The AI Job Market Today
The AI job market spans 3,823 open positions across 15 role categories. The largest categories by volume: AI/ML Engineer (2,629), Data Scientist (322), AI Software Engineer (279). These three account for the majority of open positions, though smaller categories often have higher per-role compensation because of specialized skill requirements.
The seniority mix tells a story about where AI teams are in their maturity. Entry-level roles (112) are outnumbered by mid-level (1,798) and senior (1,516) positions, reflecting that most companies are past the 'build a team from scratch' phase and need experienced engineers who can ship production systems. Leadership roles (Director, VP, C-Level) total 397 positions, representing the bottleneck between technical execution and organizational strategy.
Remote work availability sits at 15% of all AI roles (590 positions), with 3,217 requiring on-site or hybrid attendance. The remote share has stabilized after the post-pandemic correction. Senior and specialized roles (Research Scientist, ML Architect) are more likely to be remote-eligible than entry-level positions, partly because experienced hires have more negotiating power and partly because these roles require less hands-on mentorship.
AI compensation is structured in clear tiers. The market median sits at $200,100. Top-quartile roles start at $253,500, and the 90th percentile reaches $307,500. These figures include base salary with disclosed compensation. Total compensation (including equity, bonuses, and sign-on) runs 20-40% higher at companies that offer those components.
Category matters for compensation.
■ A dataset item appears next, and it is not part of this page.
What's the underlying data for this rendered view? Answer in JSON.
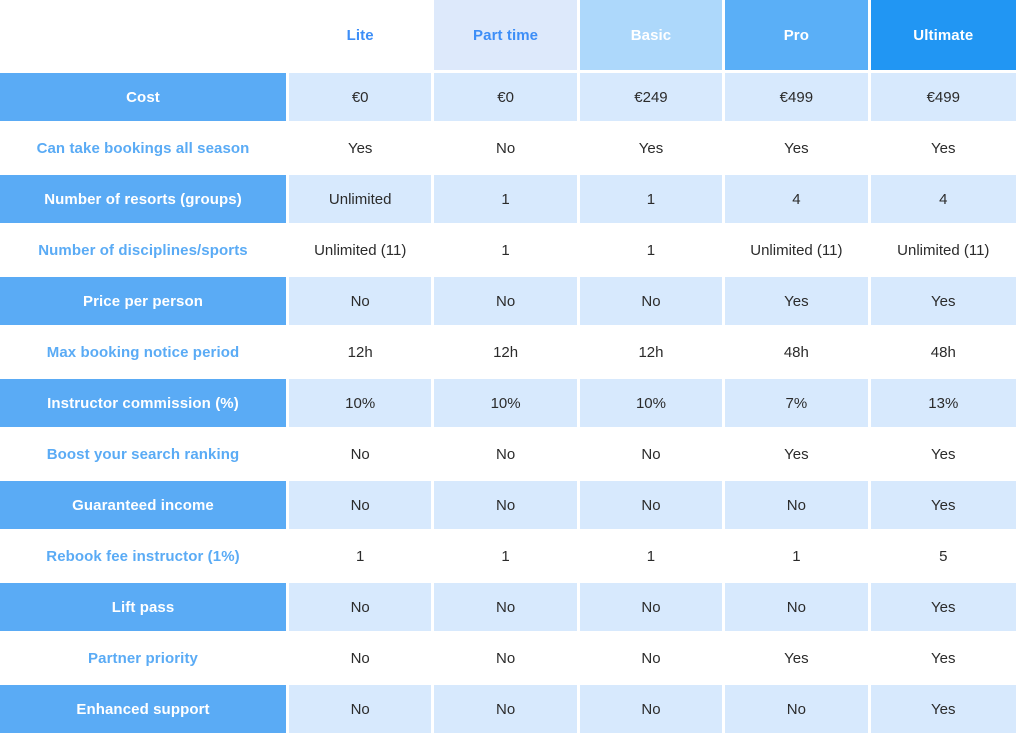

AI Engineering Manager roles lead at $275,000 median, while Prompt Engineer roles sit at $140,000. The spread between highest and lowest-paying categories reflects the premium on specialized technical skills versus broader analytical roles.
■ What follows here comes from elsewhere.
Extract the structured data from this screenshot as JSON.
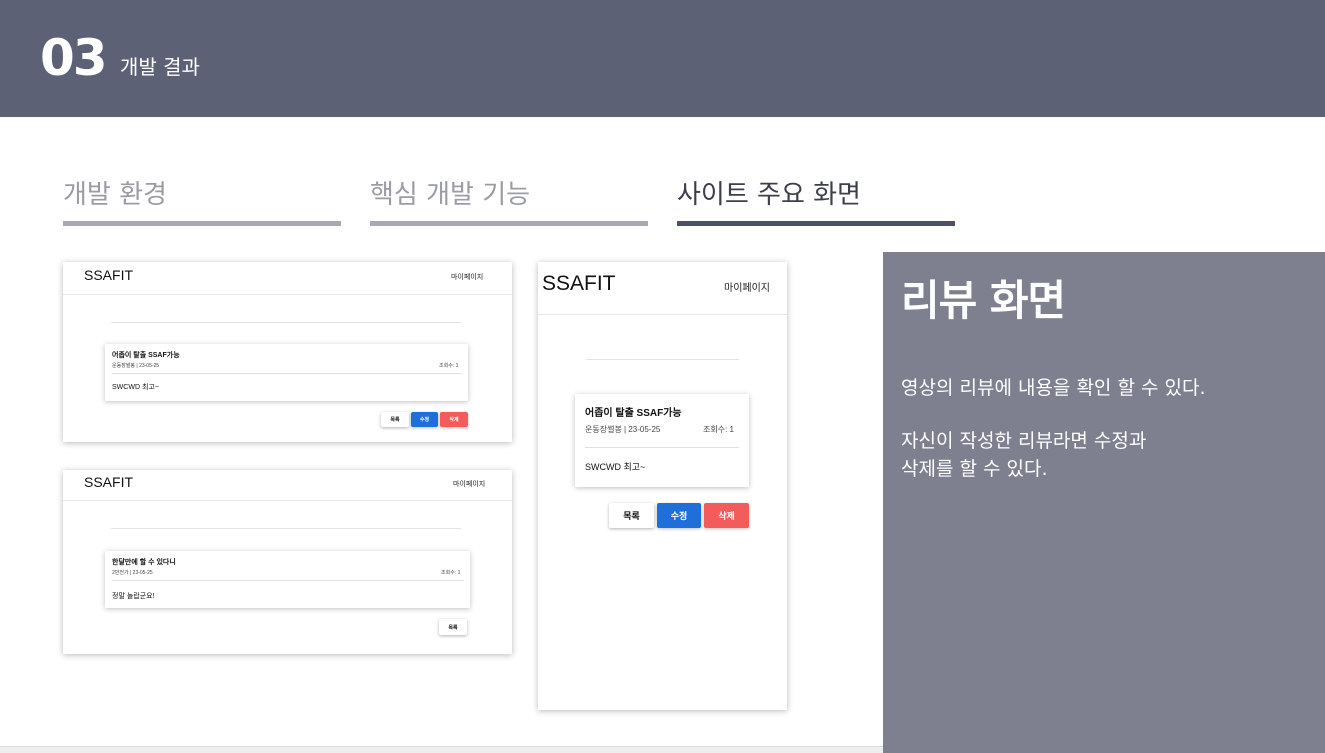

The most in-demand skills across all AI postings: Python (1,979 postings), Aws (1,190 postings), Azure (899 postings), Rag (839 postings), Gcp (726 postings), Pytorch (595 postings), Prompt Engineering (595 postings), Claude (540 postings). Python dominates, appearing in the vast majority of role descriptions regardless of category. Cloud platform experience (AWS, GCP, Azure) is the second most common requirement. The newer entrants to the top skills list (RAG, vector databases, LLM APIs) reflect the shift from traditional ML toward generative AI applications.